Что это было? Власть… да, именно – власть! чего-то более прочного и более органичного, чем он сам!.. – сейчас, в дороге, мимо осевшей на склоне татарской деревушки, – эта мысль о чьей-то власти над ним впервые показалась неприятна ему. Он вспомнил, как в Юрзуфе слышал нечаянно обрывок разговора генерала с Николаем-младшим: – Александр так огорчает меня своей холодностью!.. (речь шла о старшем сыне). – С появлением Александра-гостя естественно разговор прервался. Как было сказано? «Огорчает» или «страшит»?
Неужто этот стиль, эта бесконечная отвага ума – в прозрении и отрицании – были лишь холодностью сердца? – он терялся в раздумье.
Раевского Александра раздражала даже слава его семьи. Он не терпел Жуковского. «Певец во стане русских воинов» существовал для него лишь как повод для издевок. «Среди прочего это – плохие стихи! – говорил он. – И хуже того – плохие чувства!»
– Бедный отец! Его посвятили в римляне, хотя он сам не пошел дальше древнего грека, женившись на гречанке!
– «Раевский, слава наших дней – Хвала! Перед рядами – Он первый грудь против мечей – С отважными сынами…» Жуковский, кажется, ваш друг? Скажите ему, что это – полная глупость! Во-первых, непосредственно в бою нас не было – ни меня, ни брата. В самом деле. Отец действовал под Дашковкой славно. Хотите звать его героем? Охотно допускаю. Только… Никаких сыновей он в бой не выводил. Это петербургский анекдот. Вы не представляете – сколько в то время долетало анекдотов с полей сражений до столичных болтунов, не нюхавших пороху – но зато с восторгом мусоливших все, что доходило до них – на ходу все изменяя и перевирая. Мне шел семнадцатый год, и я был уже здоровый верзила – как отец мой мог поднять меня на руки? Да – еще шествуя во главе войска, да еще вместе с братом – хоть тот был поменьше. Хотите правду? Отец вообще отослал меня с поля боя – под каким-то предлогом. Кажется, с донесением – кое, впрочем, никому не было нужно. А братец Николай в это время в лесу собирал ягоды. Долетевшая пуля пробила ему панталончики. А если совсем руку на сердце… никто не поймет, зачем нас отец вообще брал с собой в это сраженье. Я как воин тогда еще ничего не стоил, брат – тем паче. Разве чтоб пощекотать нервы нашей матушки – очередной раз, либо очередной раз испытать ее любовь. Она, конечно, безумно волновалась… Она ж не знала еще, что я, как никто другой из детей – вовсе не оправдаю ее надежд! Ах, если бы меня убило под Дашковкой! Как бы меня вспоминали! Такой чудный мальчик! Надежда семьи! Верный продолжатель отцовской славы!..

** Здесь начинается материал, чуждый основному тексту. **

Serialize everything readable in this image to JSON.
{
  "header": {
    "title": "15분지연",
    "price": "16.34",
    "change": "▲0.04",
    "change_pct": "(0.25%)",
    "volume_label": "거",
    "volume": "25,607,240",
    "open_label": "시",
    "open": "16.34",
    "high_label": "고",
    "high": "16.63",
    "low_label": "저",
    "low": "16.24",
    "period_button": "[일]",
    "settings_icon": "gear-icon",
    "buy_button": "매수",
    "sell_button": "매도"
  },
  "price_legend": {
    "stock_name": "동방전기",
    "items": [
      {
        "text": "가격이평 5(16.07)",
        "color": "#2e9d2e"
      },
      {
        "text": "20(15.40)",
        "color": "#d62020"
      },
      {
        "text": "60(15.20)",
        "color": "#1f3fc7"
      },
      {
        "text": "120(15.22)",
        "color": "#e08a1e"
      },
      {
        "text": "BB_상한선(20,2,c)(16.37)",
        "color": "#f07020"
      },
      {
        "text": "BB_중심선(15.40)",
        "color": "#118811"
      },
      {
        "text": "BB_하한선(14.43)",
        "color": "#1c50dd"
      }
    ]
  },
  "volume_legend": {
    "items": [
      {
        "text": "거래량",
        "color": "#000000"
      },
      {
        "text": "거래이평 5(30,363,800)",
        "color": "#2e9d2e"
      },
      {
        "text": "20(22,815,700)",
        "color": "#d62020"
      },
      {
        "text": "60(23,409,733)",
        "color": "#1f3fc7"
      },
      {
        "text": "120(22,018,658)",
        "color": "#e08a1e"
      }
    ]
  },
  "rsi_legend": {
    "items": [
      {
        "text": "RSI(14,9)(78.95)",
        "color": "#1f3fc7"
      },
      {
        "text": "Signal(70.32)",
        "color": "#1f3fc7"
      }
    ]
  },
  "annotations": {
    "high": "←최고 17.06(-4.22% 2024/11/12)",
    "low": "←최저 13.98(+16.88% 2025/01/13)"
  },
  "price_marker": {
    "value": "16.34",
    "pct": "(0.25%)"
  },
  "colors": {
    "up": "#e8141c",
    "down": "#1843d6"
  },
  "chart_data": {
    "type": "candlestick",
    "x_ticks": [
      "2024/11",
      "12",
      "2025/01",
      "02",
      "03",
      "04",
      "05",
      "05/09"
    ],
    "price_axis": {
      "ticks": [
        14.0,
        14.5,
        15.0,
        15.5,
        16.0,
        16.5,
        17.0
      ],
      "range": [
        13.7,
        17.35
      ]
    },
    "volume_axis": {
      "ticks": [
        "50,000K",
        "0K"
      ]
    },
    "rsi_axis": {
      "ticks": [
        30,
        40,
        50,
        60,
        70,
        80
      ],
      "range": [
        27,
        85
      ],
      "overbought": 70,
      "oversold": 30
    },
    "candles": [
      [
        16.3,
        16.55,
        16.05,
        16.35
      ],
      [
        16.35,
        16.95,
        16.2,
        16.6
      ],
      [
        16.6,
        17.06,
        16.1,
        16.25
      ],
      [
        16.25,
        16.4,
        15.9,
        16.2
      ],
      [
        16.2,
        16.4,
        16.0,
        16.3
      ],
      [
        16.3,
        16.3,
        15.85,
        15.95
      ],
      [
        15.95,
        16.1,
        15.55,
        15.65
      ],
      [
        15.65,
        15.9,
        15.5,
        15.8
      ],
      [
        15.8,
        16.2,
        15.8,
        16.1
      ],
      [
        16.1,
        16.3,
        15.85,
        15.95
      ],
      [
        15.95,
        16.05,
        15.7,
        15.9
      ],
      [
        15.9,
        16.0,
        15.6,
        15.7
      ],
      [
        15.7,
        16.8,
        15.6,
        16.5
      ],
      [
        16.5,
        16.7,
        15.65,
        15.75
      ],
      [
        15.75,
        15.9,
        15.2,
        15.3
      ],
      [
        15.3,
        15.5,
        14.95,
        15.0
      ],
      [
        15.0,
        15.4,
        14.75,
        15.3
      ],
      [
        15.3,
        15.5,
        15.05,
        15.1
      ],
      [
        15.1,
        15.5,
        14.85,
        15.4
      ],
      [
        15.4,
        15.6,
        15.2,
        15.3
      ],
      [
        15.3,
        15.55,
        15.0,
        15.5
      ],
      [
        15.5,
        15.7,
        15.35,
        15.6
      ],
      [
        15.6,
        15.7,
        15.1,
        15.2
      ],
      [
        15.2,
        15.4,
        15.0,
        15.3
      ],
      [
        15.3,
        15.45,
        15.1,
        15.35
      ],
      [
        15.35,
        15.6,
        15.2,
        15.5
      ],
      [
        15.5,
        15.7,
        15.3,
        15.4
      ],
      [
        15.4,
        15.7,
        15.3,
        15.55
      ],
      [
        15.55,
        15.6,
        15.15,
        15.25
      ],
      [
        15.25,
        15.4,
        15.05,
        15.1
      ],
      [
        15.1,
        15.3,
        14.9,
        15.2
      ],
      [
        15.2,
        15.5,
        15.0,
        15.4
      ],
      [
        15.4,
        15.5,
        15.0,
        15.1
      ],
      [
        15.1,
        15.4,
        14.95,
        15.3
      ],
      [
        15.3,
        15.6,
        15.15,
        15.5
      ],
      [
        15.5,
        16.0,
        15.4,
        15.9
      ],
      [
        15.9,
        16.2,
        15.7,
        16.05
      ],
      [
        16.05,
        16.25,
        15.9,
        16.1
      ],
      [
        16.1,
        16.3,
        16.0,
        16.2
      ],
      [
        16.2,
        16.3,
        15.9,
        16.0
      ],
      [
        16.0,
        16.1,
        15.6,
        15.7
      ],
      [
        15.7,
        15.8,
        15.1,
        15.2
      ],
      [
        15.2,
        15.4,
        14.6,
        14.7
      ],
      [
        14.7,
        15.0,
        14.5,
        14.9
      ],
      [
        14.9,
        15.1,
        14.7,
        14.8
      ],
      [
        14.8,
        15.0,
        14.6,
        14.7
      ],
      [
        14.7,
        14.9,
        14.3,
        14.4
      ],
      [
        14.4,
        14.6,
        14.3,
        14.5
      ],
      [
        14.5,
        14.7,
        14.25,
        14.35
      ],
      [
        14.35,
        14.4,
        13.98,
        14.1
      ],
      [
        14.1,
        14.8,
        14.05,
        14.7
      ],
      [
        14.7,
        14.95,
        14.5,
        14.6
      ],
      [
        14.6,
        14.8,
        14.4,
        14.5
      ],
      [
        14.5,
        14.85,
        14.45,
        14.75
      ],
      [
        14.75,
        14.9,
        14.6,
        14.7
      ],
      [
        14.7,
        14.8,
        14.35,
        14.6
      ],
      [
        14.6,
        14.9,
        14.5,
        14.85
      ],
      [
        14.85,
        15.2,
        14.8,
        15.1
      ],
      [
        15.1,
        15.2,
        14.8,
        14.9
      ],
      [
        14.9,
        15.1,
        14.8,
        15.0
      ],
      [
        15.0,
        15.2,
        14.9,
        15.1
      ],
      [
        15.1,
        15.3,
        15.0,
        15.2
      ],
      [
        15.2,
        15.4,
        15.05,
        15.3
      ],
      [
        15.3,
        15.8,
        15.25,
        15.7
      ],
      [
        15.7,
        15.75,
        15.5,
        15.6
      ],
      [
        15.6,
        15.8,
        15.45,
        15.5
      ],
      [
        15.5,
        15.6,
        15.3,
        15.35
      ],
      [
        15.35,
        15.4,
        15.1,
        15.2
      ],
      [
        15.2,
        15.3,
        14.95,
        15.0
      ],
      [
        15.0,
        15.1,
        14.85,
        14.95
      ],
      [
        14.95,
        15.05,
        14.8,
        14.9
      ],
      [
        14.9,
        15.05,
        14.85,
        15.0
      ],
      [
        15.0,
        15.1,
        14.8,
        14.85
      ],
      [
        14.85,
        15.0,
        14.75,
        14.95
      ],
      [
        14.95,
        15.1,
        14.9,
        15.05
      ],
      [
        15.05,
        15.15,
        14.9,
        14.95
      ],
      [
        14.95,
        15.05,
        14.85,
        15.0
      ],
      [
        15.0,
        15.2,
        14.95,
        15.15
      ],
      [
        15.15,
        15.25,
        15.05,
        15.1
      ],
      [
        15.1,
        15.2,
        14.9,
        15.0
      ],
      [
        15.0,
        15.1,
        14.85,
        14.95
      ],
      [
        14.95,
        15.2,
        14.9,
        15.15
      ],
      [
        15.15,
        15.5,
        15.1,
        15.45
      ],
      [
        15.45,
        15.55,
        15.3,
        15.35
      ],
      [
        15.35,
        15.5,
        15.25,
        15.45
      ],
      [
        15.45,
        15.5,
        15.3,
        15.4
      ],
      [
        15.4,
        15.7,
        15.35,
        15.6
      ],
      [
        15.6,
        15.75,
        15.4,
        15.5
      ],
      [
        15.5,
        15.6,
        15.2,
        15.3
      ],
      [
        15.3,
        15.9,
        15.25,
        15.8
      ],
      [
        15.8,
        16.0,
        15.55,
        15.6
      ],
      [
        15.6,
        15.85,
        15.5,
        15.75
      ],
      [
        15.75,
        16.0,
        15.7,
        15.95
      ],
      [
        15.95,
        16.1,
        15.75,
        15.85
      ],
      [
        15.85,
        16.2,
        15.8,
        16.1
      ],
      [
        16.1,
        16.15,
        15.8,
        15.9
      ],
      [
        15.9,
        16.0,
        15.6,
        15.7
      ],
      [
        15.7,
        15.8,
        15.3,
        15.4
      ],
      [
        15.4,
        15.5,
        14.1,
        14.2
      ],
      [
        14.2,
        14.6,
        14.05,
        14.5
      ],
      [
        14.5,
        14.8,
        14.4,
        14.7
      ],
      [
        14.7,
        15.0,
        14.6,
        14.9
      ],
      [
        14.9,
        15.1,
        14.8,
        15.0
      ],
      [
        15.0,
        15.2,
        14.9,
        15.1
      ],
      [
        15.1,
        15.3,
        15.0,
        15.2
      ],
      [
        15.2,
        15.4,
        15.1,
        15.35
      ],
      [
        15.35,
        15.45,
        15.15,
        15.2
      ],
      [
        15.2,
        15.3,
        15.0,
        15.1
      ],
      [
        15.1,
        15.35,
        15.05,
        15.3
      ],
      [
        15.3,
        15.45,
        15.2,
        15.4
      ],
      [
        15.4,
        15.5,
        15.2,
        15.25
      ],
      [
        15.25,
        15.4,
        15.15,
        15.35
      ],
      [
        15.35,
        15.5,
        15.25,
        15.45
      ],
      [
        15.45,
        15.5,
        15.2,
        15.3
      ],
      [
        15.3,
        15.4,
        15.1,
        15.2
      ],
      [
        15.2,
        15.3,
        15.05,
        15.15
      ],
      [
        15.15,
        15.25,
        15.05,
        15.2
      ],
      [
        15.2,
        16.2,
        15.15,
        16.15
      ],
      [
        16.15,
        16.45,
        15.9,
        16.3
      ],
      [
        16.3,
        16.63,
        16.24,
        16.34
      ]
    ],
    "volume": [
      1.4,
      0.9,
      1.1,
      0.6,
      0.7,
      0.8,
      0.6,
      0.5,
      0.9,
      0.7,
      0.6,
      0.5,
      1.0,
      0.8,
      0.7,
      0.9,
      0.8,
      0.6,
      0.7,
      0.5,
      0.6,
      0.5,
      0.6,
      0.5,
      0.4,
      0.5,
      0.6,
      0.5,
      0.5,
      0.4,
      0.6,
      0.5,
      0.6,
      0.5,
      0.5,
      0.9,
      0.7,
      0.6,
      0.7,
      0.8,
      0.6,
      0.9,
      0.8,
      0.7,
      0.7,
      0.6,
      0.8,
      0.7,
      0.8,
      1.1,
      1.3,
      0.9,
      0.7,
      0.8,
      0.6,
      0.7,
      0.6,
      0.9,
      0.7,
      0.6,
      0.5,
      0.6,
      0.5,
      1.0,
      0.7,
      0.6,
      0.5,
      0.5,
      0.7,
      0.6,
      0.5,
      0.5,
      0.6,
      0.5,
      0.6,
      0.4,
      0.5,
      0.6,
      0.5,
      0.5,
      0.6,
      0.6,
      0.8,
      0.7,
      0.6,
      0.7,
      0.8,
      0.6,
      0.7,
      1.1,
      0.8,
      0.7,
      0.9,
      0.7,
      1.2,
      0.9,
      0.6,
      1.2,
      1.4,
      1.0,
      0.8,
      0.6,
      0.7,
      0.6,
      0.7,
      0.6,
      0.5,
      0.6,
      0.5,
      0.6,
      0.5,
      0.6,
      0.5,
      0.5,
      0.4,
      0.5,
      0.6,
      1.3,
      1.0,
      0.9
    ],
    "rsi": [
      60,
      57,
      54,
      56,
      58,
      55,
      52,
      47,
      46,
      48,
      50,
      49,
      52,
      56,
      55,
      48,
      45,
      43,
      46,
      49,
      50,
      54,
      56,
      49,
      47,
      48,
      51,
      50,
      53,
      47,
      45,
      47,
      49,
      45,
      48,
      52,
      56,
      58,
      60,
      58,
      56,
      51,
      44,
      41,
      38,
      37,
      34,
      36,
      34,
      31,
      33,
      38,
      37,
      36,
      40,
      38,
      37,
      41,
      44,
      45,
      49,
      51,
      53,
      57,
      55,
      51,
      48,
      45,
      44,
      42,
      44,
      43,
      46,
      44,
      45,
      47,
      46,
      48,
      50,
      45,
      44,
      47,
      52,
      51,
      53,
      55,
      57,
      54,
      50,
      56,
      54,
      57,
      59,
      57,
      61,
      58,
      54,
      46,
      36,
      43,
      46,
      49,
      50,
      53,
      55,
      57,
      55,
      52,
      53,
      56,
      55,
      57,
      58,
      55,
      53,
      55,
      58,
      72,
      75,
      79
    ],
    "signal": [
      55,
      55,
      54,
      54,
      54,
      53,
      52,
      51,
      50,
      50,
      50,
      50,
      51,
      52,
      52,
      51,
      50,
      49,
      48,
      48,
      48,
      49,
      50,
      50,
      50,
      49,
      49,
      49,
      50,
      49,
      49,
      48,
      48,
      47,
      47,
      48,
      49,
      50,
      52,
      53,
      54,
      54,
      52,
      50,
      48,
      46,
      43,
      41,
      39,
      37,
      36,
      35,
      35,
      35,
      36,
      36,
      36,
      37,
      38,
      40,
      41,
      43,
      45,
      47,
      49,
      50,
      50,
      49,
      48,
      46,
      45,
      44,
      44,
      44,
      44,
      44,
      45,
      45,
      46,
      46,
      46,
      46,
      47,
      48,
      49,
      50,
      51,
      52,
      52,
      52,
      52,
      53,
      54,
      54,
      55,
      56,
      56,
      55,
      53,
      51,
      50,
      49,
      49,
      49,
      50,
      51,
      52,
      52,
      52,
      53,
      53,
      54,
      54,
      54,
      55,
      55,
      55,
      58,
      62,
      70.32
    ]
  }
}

…и при этом смеялся – каким-то, чуть не утробным смехом. Так смеются маски на столичном балу, чтобы тотчас раствориться в толпе. (Нечто демоническое?)
Александр – который Пушкин – лишь после поймет, что… Впрочем, об этом дале. Мы не знаем – где он едет сейчас. Среди горных кряжей, где сухой красноватый цвет камней сливается невольно с рыжеватым руном овечьих стад на камнях (Крым) – или по лесной дороге, где мокрые деревья при первом же ветерке щедро осыпают его каплями прошедшего дождя (Михайловское). Мы знаем только – что он вспоминает… И что духовный облик Раевского-старшего – сына, разумеется – отложился в нем настолько властно и прочно, что на какой-то момент стал мешать его собственному эго… или даже мешаться с ним.
К стихам Раевский относился заранее подозрительно. Как? Самое нужное слово – или самое важное – может быть заменено другим, если не в рифму или не входит в размер?.. Это так же искусственно, как в опере, где обычные слова почему-то должны выпеваться. Смешно и только! – Самое интересное, что Пушкин почти соглашался с ним. С ним бывало трудно не соглашаться. Обычные вещи – и достаточно спорные – принимали в его устах некий совсем уж непререкаемый вид. И после его слов казалось странно, что кто-то мог думать иначе. Стихи самого Александра Раевский не хвалил, а как бы принимал. Он не переносил чтения стихов вслух – то есть, чтоб ему читали (он твердил, что поэты чтением украшают собственные вирши) – и всегда читал сам, и Александр с трепетом ждал его суда. Приходя в гости к Александру (если предстояло чтение) – Раевский падал на койку хозяина, всегда на спину, и ждал, а Александр подносил ему листки – и тот читал лежа, вздернув тонкие длинные ноги в брюках со штрипками, в темных ажурных носках – и, чаще, заложив ноги – одна за другую. Так что сами эти ноги торчали в воздухе – и были уже важнее стихов.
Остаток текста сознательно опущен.